Due to urbanisation and agriculture, the Sturt River has suffered a degradation in water quality, biodiversity and visual and recreational value. In 2005, the Patawalonga Catchment Water Management Board, part of the Adelaide and Mount Lofty Ranges Natural Resources Management Board, commenced the development of the Sturt River Linear Park Master Plan. This plan involves the establishment of a continuous open public space along the river, between Glenelg North and Coromandel Valley, and improving the environmental condition of the river. The plan also includes the possibility of forming connections between the proposed Linear Park and Belair National Park, via Minno Creek.

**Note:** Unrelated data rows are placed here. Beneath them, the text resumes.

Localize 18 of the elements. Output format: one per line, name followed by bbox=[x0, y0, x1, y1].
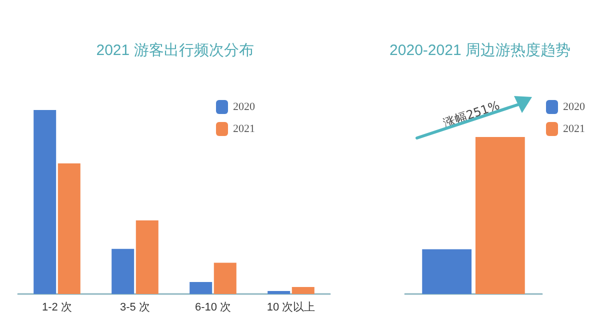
bar bbox=[292, 287, 314, 294]
chart-title: 2021 游客出行频次分布 bbox=[96, 42, 254, 59]
x-tick-label: 10 次以上 bbox=[266, 300, 316, 314]
x-tick-label: 6-10 次 bbox=[194, 302, 232, 314]
bar bbox=[268, 291, 290, 294]
chart-title: 2020-2021 周边游热度趋势 bbox=[390, 42, 570, 59]
x-tick-label: 3-5 次 bbox=[120, 302, 150, 314]
legend-label: 2020 bbox=[233, 101, 256, 113]
bar bbox=[112, 248, 134, 294]
x-tick-label: 1-2 次 bbox=[42, 302, 72, 314]
bar bbox=[34, 110, 56, 294]
bar bbox=[136, 220, 158, 294]
legend-label: 2020 bbox=[563, 101, 586, 113]
bar bbox=[190, 282, 212, 294]
bar bbox=[214, 262, 236, 294]
bar bbox=[58, 163, 80, 294]
legend-label: 2021 bbox=[233, 123, 255, 135]
legend-label: 2021 bbox=[563, 123, 585, 135]
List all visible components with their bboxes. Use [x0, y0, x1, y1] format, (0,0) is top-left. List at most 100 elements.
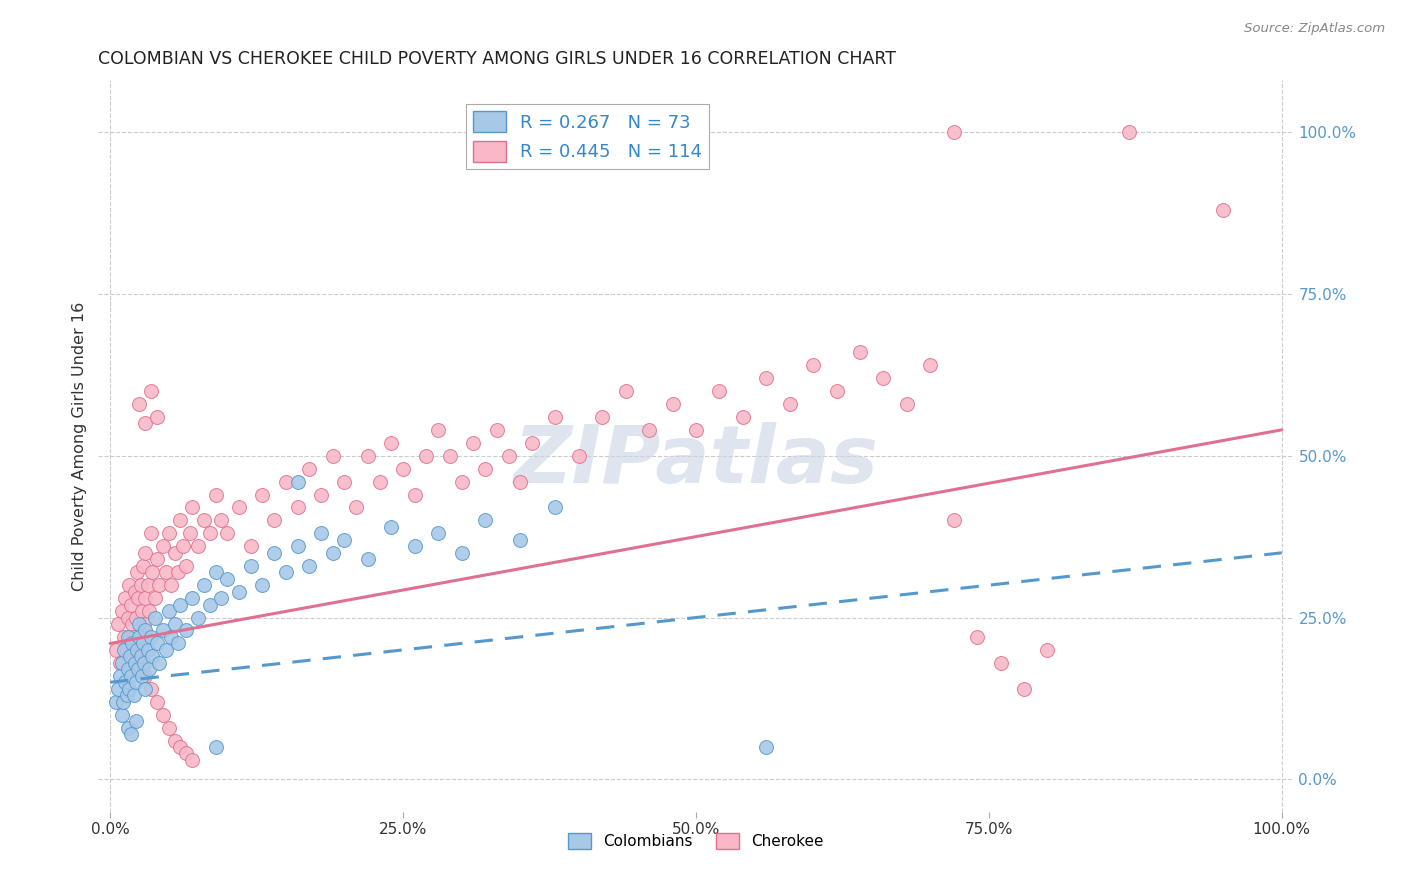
Point [125, 714, 148, 728]
Point [252, 578, 274, 592]
Point [463, 435, 485, 450]
Point [380, 520, 402, 534]
Point [128, 397, 150, 411]
Point [160, 578, 183, 592]
Point [172, 539, 194, 553]
Point [148, 578, 170, 592]
Point [138, 604, 160, 618]
Point [167, 566, 190, 580]
Y-axis label: Child Poverty Among Girls Under 16: Child Poverty Among Girls Under 16 [72, 301, 87, 591]
Point [128, 630, 150, 644]
Point [825, 384, 848, 398]
Point [731, 409, 754, 424]
Point [614, 384, 637, 398]
Point [204, 487, 226, 501]
Point [112, 630, 135, 644]
Point [174, 624, 197, 638]
Point [107, 617, 129, 632]
Point [146, 636, 169, 650]
Point [132, 656, 156, 670]
Point [141, 384, 163, 398]
Point [134, 417, 156, 431]
Legend: Colombians, Cherokee: Colombians, Cherokee [562, 827, 830, 855]
Point [114, 675, 136, 690]
Point [112, 695, 135, 709]
Point [568, 449, 591, 463]
Point [228, 584, 250, 599]
Point [298, 558, 321, 573]
Point [896, 397, 918, 411]
Point [117, 721, 139, 735]
Point [274, 475, 297, 489]
Point [544, 500, 567, 515]
Point [115, 688, 138, 702]
Point [132, 617, 156, 632]
Point [160, 630, 183, 644]
Point [122, 630, 145, 644]
Point [450, 475, 472, 489]
Point [141, 681, 163, 696]
Point [872, 371, 894, 385]
Point [146, 695, 169, 709]
Point [174, 558, 197, 573]
Point [134, 546, 156, 560]
Point [120, 727, 142, 741]
Point [685, 423, 707, 437]
Point [309, 526, 332, 541]
Point [132, 558, 155, 573]
Point [128, 617, 150, 632]
Point [509, 475, 531, 489]
Point [357, 449, 380, 463]
Point [138, 662, 160, 676]
Point [127, 643, 149, 657]
Point [120, 598, 142, 612]
Point [333, 533, 356, 547]
Point [112, 643, 135, 657]
Point [263, 546, 285, 560]
Text: Source: ZipAtlas.com: Source: ZipAtlas.com [1244, 22, 1385, 36]
Point [127, 566, 149, 580]
Point [143, 610, 166, 624]
Point [187, 610, 209, 624]
Point [134, 591, 156, 606]
Point [204, 739, 226, 754]
Point [155, 566, 177, 580]
Point [131, 604, 153, 618]
Point [181, 753, 204, 767]
Point [128, 656, 150, 670]
Point [287, 539, 309, 553]
Point [498, 449, 520, 463]
Point [129, 649, 152, 664]
Point [474, 513, 496, 527]
Point [1036, 643, 1059, 657]
Point [132, 636, 155, 650]
Point [709, 384, 731, 398]
Point [111, 707, 134, 722]
Point [204, 566, 226, 580]
Point [105, 695, 128, 709]
Point [131, 669, 153, 683]
Point [661, 397, 683, 411]
Point [134, 624, 156, 638]
Point [155, 643, 177, 657]
Point [591, 409, 613, 424]
Point [344, 500, 367, 515]
Point [427, 423, 450, 437]
Point [439, 449, 461, 463]
Point [211, 513, 233, 527]
Point [333, 475, 356, 489]
Point [193, 513, 215, 527]
Point [108, 669, 131, 683]
Point [121, 617, 143, 632]
Point [485, 423, 508, 437]
Point [111, 656, 134, 670]
Point [755, 371, 778, 385]
Point [152, 539, 174, 553]
Point [118, 681, 141, 696]
Point [228, 500, 250, 515]
Text: COLOMBIAN VS CHEROKEE CHILD POVERTY AMONG GIRLS UNDER 16 CORRELATION CHART: COLOMBIAN VS CHEROKEE CHILD POVERTY AMON… [98, 50, 897, 68]
Point [287, 500, 309, 515]
Point [1012, 681, 1035, 696]
Point [167, 636, 190, 650]
Point [1118, 125, 1140, 139]
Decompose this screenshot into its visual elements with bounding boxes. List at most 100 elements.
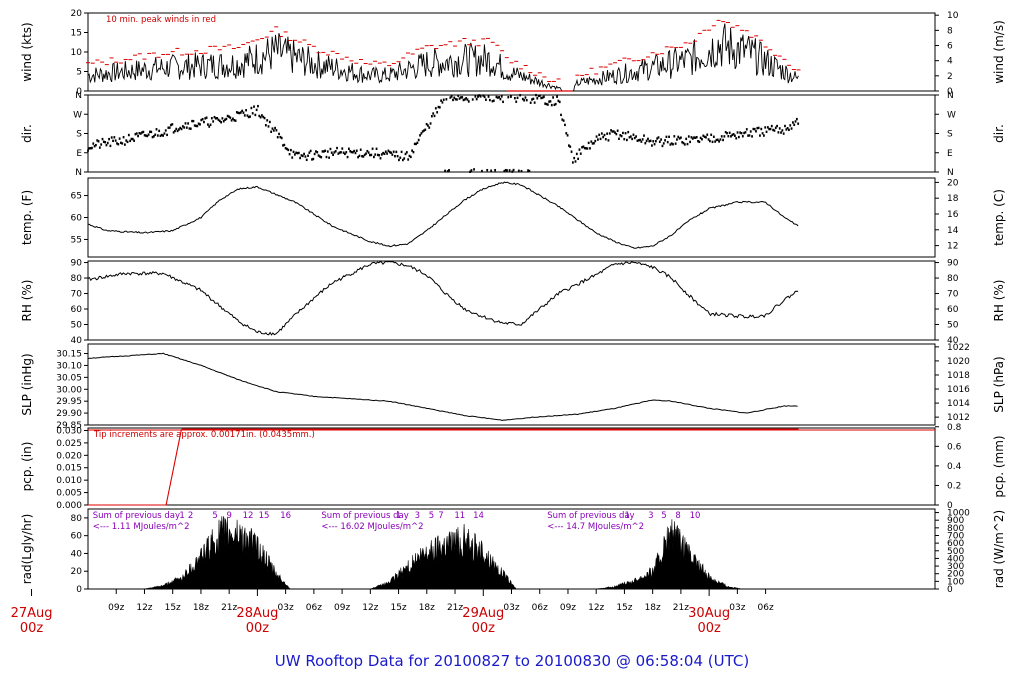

Waterwatch Adelaide, a government organisation which involves primary school children in the monitoring of water, considers the water quality of the river to be "generally good", with low salinity, turbidity, phosphorus and nitrogen levels, and a medium pH.

===Shared path===
A sealed pedestrian and bicycle path runs along the Sturt River between the Southern Expressway and Glenelg, linking at its Southern end to the Adelaide Southern Veloway which, with the Coast to Vines rail trail, provides an almost non-stop bicycle route between Glenelg and Willunga.